这个代码的详细答案和推导可以在这里找到 http://www.euclideanspace.com/maths/geometry/rotations/for/decomposition/

// We have some given data
Quaternion rotation = ...;
Vector3 directionAxis = ...;

// Transform quaternion to angle-axis form
rotation.ToAngleAxis(out float angle, out Vector3 rotationAxis);

// Projection magnitude is what we found - a component of a quaternion rotation around an axis to some direction axis
float proj = Vector3.Project(rotationAxis.normalized, directionAxis.normalized).magnitude;

minorlogic的答案指出swing-twist分解是迄今为止最好的答案,但它缺少了一个重要的步骤。问题是(使用minorlogic的伪代码符号)如果 ra 和 p twist ,使生成的旋转轴指向与 direction 颠倒 projection(ra, direction) . 请注意 投影(ra,方向) 计算点积,所以应该重用它,而不是计算两次。

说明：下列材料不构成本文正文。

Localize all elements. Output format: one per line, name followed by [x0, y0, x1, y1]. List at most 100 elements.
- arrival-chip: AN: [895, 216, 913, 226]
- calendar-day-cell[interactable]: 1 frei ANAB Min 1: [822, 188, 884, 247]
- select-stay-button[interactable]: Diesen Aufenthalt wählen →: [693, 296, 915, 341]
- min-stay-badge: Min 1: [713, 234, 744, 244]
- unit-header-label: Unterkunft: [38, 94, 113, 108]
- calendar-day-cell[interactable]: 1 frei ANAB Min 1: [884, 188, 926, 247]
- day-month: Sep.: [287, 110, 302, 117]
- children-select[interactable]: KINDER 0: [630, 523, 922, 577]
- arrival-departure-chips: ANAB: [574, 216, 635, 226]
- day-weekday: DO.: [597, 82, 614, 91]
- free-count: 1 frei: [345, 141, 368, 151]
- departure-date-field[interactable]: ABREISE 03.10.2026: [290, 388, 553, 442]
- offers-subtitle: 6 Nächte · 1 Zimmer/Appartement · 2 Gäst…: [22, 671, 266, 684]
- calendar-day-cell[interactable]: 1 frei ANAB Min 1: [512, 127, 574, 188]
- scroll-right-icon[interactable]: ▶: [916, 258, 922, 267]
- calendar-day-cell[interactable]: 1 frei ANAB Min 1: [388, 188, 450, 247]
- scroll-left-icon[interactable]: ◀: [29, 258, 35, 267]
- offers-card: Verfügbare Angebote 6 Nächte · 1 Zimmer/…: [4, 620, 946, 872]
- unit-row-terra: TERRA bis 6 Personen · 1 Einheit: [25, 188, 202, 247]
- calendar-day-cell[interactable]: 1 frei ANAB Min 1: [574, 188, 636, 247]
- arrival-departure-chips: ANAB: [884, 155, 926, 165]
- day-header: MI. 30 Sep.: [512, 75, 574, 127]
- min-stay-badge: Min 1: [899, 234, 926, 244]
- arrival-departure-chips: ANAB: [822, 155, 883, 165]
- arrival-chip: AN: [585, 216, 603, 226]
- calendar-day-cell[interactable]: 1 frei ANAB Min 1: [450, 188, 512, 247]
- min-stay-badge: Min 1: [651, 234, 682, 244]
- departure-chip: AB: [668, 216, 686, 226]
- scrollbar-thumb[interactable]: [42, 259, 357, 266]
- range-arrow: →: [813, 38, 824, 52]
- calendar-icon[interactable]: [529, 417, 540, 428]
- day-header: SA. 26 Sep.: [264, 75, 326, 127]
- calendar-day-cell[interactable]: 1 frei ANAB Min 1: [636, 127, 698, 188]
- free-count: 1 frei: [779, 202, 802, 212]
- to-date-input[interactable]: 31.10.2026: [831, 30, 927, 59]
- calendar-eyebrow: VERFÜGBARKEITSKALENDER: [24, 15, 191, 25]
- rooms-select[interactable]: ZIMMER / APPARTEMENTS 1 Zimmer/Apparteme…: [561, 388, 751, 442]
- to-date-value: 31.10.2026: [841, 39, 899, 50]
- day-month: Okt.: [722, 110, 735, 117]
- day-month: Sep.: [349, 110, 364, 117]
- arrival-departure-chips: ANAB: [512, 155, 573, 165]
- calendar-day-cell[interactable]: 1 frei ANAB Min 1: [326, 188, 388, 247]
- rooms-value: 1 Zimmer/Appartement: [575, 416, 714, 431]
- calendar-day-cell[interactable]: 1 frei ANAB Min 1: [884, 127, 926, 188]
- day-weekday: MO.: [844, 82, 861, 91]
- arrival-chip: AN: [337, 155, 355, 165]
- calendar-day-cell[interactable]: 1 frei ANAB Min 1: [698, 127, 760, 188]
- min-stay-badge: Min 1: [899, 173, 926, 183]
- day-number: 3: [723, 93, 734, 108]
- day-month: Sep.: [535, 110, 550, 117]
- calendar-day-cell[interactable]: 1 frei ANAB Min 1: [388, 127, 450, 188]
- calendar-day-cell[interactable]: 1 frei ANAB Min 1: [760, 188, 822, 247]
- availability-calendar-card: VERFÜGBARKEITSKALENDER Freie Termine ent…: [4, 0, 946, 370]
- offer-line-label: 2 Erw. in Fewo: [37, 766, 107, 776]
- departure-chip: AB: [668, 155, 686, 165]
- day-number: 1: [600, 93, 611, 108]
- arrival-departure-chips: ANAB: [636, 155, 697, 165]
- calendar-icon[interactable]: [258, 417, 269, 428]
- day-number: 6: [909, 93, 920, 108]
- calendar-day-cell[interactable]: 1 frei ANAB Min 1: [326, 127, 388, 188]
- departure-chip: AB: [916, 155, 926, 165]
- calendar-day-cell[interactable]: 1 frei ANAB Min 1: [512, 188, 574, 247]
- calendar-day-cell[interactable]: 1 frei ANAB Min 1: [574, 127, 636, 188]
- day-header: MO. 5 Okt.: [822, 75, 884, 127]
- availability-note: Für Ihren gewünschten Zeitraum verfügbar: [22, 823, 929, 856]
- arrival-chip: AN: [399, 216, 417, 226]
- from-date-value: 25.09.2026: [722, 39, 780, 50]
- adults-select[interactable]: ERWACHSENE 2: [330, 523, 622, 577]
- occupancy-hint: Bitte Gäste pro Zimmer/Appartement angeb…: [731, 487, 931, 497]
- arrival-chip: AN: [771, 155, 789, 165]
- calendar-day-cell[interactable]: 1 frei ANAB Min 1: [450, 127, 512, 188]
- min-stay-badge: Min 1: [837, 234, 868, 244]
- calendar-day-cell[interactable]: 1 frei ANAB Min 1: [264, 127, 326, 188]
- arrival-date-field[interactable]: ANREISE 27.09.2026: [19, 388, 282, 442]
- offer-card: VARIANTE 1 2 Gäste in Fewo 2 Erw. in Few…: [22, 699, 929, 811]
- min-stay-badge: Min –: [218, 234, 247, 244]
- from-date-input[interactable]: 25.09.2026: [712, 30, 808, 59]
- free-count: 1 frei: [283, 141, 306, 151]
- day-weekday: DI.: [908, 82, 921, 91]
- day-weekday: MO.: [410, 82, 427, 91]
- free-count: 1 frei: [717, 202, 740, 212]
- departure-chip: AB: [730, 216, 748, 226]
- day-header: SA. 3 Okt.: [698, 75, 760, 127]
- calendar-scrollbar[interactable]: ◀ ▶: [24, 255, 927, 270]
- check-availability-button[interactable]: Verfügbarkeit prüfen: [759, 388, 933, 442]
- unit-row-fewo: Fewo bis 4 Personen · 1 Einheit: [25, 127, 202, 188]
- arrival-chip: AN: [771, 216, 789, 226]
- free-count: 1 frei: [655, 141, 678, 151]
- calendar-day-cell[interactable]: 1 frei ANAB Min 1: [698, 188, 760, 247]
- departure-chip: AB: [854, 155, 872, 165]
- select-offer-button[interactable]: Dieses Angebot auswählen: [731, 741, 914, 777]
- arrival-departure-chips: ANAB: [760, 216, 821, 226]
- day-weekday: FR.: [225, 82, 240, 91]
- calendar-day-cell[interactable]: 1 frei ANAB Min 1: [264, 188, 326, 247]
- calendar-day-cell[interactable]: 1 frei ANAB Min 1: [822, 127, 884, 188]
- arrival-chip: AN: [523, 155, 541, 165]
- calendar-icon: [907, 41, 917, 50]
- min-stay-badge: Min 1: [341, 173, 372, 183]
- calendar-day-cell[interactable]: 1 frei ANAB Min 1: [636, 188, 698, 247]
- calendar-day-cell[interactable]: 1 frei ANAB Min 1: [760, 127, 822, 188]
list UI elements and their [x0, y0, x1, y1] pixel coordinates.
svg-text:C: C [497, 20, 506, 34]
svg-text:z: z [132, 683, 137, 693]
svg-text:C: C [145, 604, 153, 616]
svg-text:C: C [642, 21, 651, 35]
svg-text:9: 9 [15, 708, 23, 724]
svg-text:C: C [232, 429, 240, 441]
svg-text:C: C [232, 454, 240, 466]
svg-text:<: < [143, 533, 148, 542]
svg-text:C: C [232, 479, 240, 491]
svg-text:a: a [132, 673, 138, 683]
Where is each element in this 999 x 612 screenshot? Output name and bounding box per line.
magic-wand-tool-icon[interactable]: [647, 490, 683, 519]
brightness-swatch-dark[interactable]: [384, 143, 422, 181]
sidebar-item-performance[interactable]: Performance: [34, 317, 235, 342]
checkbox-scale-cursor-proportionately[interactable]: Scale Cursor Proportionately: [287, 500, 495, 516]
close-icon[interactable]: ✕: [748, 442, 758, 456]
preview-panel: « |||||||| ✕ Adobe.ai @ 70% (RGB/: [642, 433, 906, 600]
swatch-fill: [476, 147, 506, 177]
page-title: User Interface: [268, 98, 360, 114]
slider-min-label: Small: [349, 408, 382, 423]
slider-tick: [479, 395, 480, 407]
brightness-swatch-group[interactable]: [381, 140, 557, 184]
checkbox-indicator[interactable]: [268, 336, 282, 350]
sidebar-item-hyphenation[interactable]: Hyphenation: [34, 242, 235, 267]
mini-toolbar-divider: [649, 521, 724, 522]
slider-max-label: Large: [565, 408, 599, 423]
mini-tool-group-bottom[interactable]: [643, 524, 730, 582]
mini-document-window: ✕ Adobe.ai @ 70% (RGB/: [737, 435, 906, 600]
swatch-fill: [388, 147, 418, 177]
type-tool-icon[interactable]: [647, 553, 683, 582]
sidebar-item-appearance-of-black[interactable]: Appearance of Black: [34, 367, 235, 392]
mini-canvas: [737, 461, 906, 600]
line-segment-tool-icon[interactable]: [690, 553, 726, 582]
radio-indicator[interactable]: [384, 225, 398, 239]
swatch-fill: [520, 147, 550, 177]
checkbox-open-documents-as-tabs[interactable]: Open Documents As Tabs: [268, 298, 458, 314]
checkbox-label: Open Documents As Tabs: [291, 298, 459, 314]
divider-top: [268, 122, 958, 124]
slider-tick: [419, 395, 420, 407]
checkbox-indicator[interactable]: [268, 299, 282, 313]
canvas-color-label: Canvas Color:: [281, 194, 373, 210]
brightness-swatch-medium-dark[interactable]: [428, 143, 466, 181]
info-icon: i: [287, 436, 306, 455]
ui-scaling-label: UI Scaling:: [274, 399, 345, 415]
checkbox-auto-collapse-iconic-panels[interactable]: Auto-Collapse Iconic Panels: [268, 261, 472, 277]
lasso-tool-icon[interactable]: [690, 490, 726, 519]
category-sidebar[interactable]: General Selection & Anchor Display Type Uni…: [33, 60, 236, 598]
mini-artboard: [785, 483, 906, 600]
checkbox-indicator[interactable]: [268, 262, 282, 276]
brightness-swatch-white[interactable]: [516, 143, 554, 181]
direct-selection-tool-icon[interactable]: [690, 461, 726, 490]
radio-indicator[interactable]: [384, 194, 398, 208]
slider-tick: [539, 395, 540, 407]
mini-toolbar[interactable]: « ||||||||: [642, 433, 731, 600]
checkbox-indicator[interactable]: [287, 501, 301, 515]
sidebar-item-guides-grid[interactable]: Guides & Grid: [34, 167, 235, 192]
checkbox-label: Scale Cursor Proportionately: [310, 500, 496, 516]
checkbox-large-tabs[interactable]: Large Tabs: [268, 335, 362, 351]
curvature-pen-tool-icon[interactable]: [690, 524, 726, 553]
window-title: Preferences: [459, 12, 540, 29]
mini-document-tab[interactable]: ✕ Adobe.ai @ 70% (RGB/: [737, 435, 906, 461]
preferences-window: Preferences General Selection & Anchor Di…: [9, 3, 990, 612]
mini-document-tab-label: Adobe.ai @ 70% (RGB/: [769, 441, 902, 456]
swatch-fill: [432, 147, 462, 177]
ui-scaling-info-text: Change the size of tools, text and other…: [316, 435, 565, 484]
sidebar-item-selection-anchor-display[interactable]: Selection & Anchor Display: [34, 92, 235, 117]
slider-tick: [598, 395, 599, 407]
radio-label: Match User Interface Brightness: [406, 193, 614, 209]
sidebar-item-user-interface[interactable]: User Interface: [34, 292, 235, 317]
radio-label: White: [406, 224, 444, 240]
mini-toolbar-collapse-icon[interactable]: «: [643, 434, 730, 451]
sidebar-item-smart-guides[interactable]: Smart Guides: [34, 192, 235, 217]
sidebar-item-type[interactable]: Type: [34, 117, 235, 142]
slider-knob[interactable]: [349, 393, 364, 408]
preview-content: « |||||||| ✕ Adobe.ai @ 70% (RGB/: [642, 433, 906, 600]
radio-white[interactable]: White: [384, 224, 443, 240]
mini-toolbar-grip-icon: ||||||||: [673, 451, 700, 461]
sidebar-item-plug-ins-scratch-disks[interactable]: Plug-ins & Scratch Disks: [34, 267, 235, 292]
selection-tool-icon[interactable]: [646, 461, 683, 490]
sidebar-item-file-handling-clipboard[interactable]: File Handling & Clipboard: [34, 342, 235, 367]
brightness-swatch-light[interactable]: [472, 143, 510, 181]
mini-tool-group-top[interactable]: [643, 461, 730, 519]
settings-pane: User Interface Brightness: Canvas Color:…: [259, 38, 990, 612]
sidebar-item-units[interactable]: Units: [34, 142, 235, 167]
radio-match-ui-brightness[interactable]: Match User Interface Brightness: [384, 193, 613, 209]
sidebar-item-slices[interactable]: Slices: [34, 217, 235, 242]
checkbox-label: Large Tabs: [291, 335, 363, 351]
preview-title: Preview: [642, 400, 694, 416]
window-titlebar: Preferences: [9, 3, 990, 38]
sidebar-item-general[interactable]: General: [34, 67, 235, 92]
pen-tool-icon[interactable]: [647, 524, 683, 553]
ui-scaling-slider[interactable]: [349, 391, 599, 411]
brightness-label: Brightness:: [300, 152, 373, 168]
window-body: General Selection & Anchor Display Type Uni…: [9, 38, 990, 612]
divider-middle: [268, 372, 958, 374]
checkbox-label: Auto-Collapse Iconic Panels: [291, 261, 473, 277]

下面是我自己的swing twist投影版本(在某些情况下使用不同的变量名,而不是minorlogic的变量名),并进行了点积校正。代码是针对jomljdk库的,例如。 v.mul(a, new Vector3d()) 计算 a * v ,并将其存储在新的向量中,然后返回。

/**
 * Use the swing-twist decomposition to get the component of a rotation
 * around the given axis.
 *
 * N.B. assumes direction is normalized (to save work in calculating projection).
 * 
 * @param rotation  The rotation.
 * @param direction The axis.
 * @return The component of rotation about the axis.
 */
private static Quaterniond getRotationComponentAboutAxis(
            Quaterniond rotation, Vector3d direction) {
    Vector3d rotationAxis = new Vector3d(rotation.x, rotation.y, rotation.z);
    double dotProd = direction.dot(rotationAxis);
    // Shortcut calculation of `projection` requires `direction` to be normalized
    Vector3d projection = direction.mul(dotProd, new Vector3d());
    Quaterniond twist = new Quaterniond(
            projection.x, projection.y, projection.z, rotation.w).normalize();
    if (dotProd < 0.0) {
        // Ensure `twist` points towards `direction`
        twist.x = -twist.x;
        twist.y = -twist.y;
        twist.z = -twist.z;
        twist.w = -twist.w;
        // Rotation angle `twist.angle()` is now reliable
    }
    return twist;
}

1. 取你想找到的旋转轴,然后找到一个 与之正交的向量。

不足以得到可重复的结果。我已经在纸上发展了这一点,我建议采取以下行动,选择与“你想找到旋转轴”正交的向量,即观察轴。有一个与观察轴正交的平面。你必须把四元数的旋转轴投射到这个平面上。使用这个结果向量作为与观察轴正交的向量将得到很好的结果。

感谢赛博为我定下了正确的方向。